Personnes citées : Jean Renoir – Jean Castanier – Jacques Becker – André Halley des Fontaines – René Lefèvre – Jules Berry – Francis Coppola – Matt Dillon – Nicolas Cage

Le crime de monsieur Lange

Lundi 2 avril 2014 - Ciné+ Classic

De Jean Renoir, en 1936. Scénario du réalisateur et de Jacques Prévert, d’après une histoire de Jean Castanier. Durée, 1 heure et 20 minutes. Noir et blanc, format 1,37:1. Sorti en France le 24 janvier 1936.

L’auteur de l’histoire, Jean Castanier, qui a aussi participé au décor du tournage, était un peintre catalan, et il l’avait proposée à son ami Jacques Becker, réalisateur honorable mais qui n’a fait que dix-sept films, presque tous de qualité d’ailleurs. Becker avait accepté l’idée, mais le producteur André Halley des Fontaines n’eut pas confiance en lui et fit appel à Jean Renoir, plus expérimenté, et dont Becker avait été l’assistant sur Les bas-fonds et Partie de campagne – qui pourtant sortirent après Le crime de monsieur Lange. Furieux contre Renoir, le blackboulé refusa d’être assistant sur ce film-là ! Il se ravisa dès l’année suivante et accepta le même travail sur La grande illusion et La Marseillaise.

L’idée, qui séduisit le très à gauche Jean Renoir, était de décrire la constitution d’une coopérative ouvrière, composée essentiellement d’imprimeurs et d’ouvrières d’une blanchisserie, installée autour d’une cour qui fut le pricipal décor de l’histoire. Amédée Lange, joué par l’excellent René Lefèvre, par ailleurs bon écrivain, a tué leur patron, Batala, une ordure jouée par Jules Berry, et il fuit la police pour gagner la frontière belge. Reconnu dans un café, il est « jugé » par les ouvriers présents, qui l’acquittent après avoir entendu son histoire !
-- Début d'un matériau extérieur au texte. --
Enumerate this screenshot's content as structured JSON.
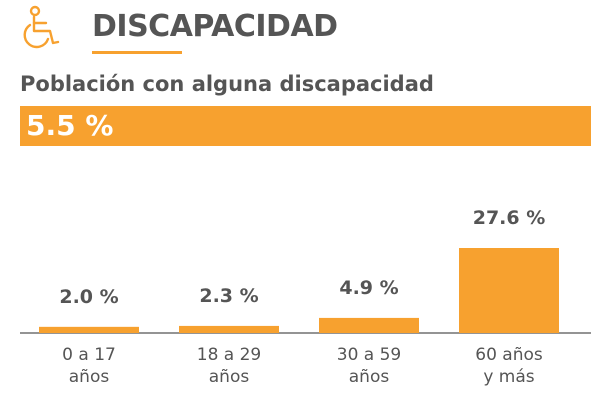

Ce film très orienté a été tourné juste avant le Front Populaire, et l’annonce, en quelque sorte. On est un peu surpris de trouver la réalisation un peu bâclée, alors que le film suivant de Renoir, La grande illusion, brille par sa perfection formelle. Néanmoins, il reste intéressant.

En bref : à voir.Haut de la page

Rusty James

Mardi 8 avril 2014 - Ciné+-Club

De Francis Coppola, en 1983. Titre original, Rumble fish. Scénario du réalisateur et de Susan Eloise Hinton, d’après son roman éponyme. Durée, 1 heure et 34 minutes. Noir et blanc, avec quelques plans en couleurs. Format, 1,85:1. Sorti aux États-Unis le 7 octobre 1983, en France le 15 février 1984.

Après sa demi-Palme d’Or à Cannes en 1979 pour Apocalypse now, Coppola s’est lancé dans une série de petits films expérimentaux, Coup de cœur en 1982, Outsiders l’année suivante, et enfin ce Rusty James, sur un scénario assez dénué d’intérêt : Rusty James est un jeune homme qui vit dans la nostalgie de son frère aîné Motorcycle Boy, lequel avait quitté la ville, et qui revient, désabusé. Quelques bagarres entre gangs agrémentent cette pâle histoire.

Le film ne tient guère que par la beauté de Matt Dillon, qui avait alors dix-neuf ans, et comporte dans sa distribution quelques acteurs connus, ainsi que le neveu de Coppola, le mauvais acteur Nicolas Cage, qui n’aurait jamais fait carrière sans lui – mais on sait combien le népotisme sévit dans le cinéma. Quelques plans fantastiques figurant les fantasmes du héros coupent la monotonie du récit, mais le film, très conforme à la mode de l’époque, n’est guère visible aujourd’hui et apparaît comme démodé.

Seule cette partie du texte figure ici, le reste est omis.